- Occupations: Professor of Obstetrics; Executive Director of the UNC Horizons Program
- Spouse: Erik Lensch
- Awards: 2019 Marian W. Fischman Lectureship Award; 2012 Betty Ford Award; 2005 APA Early Distinguished Scientific Awards for Early Career Contributions to Psychology

Academic background
- Alma mater: Virginia Commonwealth University

Academic work
- Institutions: University of North Carolina

= Hendrée E. Jones =

Hendrée E. Jones is a researcher on women's substance abuse disorders and its impact on children. She is a professor in the Department of Obstetrics and Gynecology at the University of North Carolina School of Medicine, and adjunct professor in the University of North Carolina College of Arts & Sciences Department of Psychology and Neuroscience. Jones is the executive director of the UNC Horizons Program, which is a comprehensive drug treatment program for mothers and their drug-exposed children. She is a consultant for the Substance Abuse and Mental Health Services Administration, the United Nations, and the World Health Organization.

Jones was awarded the 2019 Marian W. Fischman Lectureship Award, in honor of the late Marian W. Fischman, a pioneer in drug abuse research. She received the 2015 Award of Excellence in International Collaborative Research (with Gabriele Fischer) from the NIDA International Program for their multi-site clinical trial of "Maternal Opioid Treatment: Human Experimental Research" (MOTHER project) which suggests that buprenorphine is a safe and effective treatment for opioid dependence during pregnancy when compared to methadone. In 2012, she received Betty Ford Award from Association for Medical Education and Research in Substance Abuse, because of her contribution to the advancement of women's addiction treatment. She was also awarded the 2005 Early Distinguished Scientific Awards for Early Career Contributions to Psychology by the American Psychological Association. Jones' research has been funded by the United States National Institutes of Health.

== Biography ==
Jones was born in Richmond, Virginia. She received a Bachelors of Science in psychology from Virginia Commonwealth University and a Doctorate in Psychology from Johns Hopkins School of Medicine. She is married to Erik Lensch, with whom she has two children. They moved to North Carolina in 2006. In 2010, Jones served as the President of the American Psychological Association Division of Psychopharmacology and Substance Abuse (Division 28).

In an interview, Jones explained that she became interested in being a researcher after volunteering in a special needs classroom that her mother taught. During the volunteer experience, she saw children who had disabilities because of violence and toxins, and wanted to understand how to help mothers have healthier pregnancies and help children reach their full potential.

Jones co-authored Treating Women with Substance Use Disorders During Pregnancy: A Comprehensive Approach to Caring for Mother and Child (2013) with Karol Kaltenbach and provided an overview of treatments for pregnant women with substance use disorders. Jones co-authored Reinforcement-Based Treatment for Substance Use Disorders: A Comprehensive Behavioral Approach (2012) with L. Michelle Tuten, Cindy Schaeffer, and Maxine L. Stitzer, which serves as a manual for implementing Reinforcement-Based Treatment to treat substance use disorders in community settings.

== Research ==
Jones' research focuses on the development and examination of behavioral and pharmacological treatments for pregnant women and children in risky life situations, including substance use disorders.

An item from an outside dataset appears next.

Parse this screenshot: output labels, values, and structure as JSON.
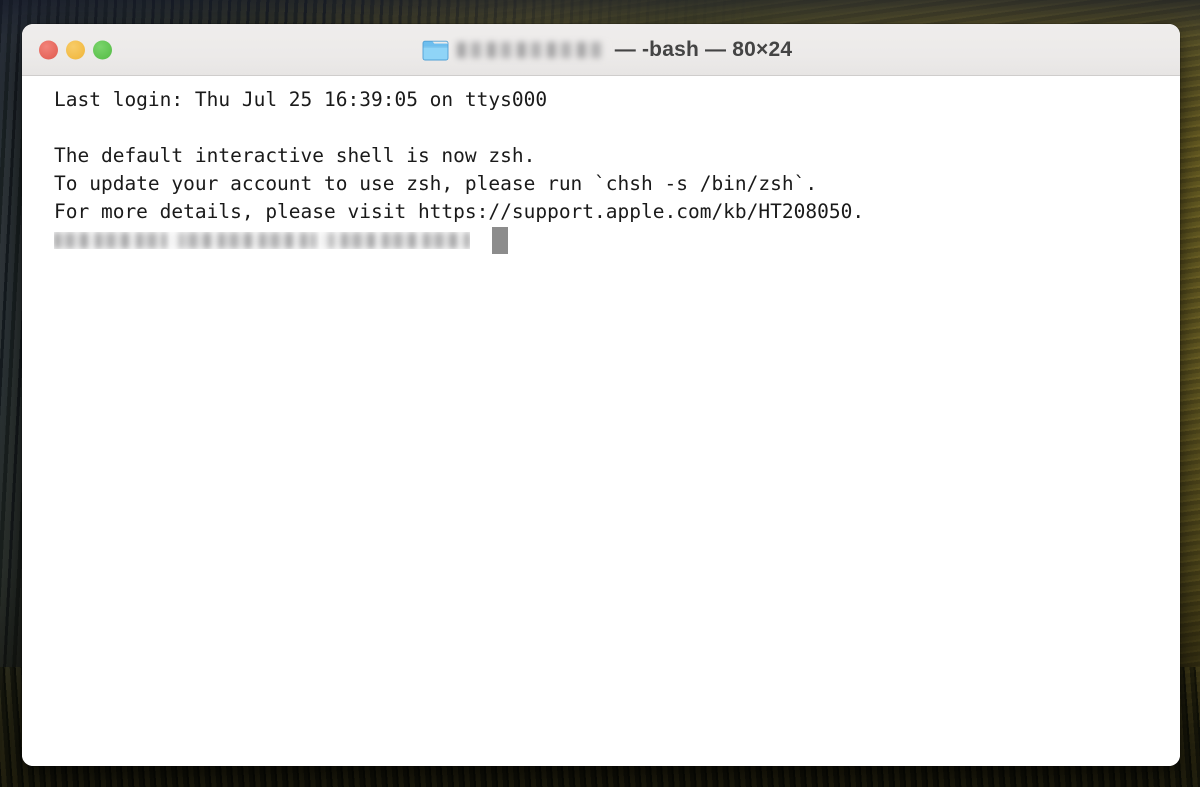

One of the projects on which she worked investigated drug-use of women in the Republic of Georgia, by examining their psycho-social characteristics, drug use patterns, drug treatment barriers, and HIV/hepatitis C virus risk behaviors. The findings suggest that women were not seeking treatment because they did not have sufficient knowledge about the negative effects of addiction, and feared that their confidentiality would be compromised. The study emphasized the need to provide culturally relevant information on addiction, and the benefits of women-specific drug treatments to engage more drug-using women to participate in treatment.

Another project which Jones worked on relates to the clinical management of expecting mothers who are opioid dependent during pregnancy and after delivering their child. The findings from the MOTHER project were used to guide clinicians in the treatment of pregnant women who are addicted to opioids.

== Representative Publications ==

- Jones, H. E., Kaltenbach, K., Heil, S. H., Stine, S. M., Coyle, M. G., Arria, A. M., ... & Fischer, G. (2010). Neonatal abstinence syndrome after methadone or buprenorphine exposure. New England Journal of Medicine, 363(24), 2320–2331.
- Johnson, R. E., Jones, H. E., & Fischer, G. (2003). Use of buprenorphine in pregnancy: patient management and effects on the neonate. Drug and Alcohol Dependence, 70(2), S87-S101.
- Jones, H. E., O'Grady, K. E., Malfi, D., & Tuten, M. (2008). Methadone maintenance vs. methadone taper during pregnancy: maternal and neonatal outcomes. The American Journal on Addictions, 17(5), 372–386.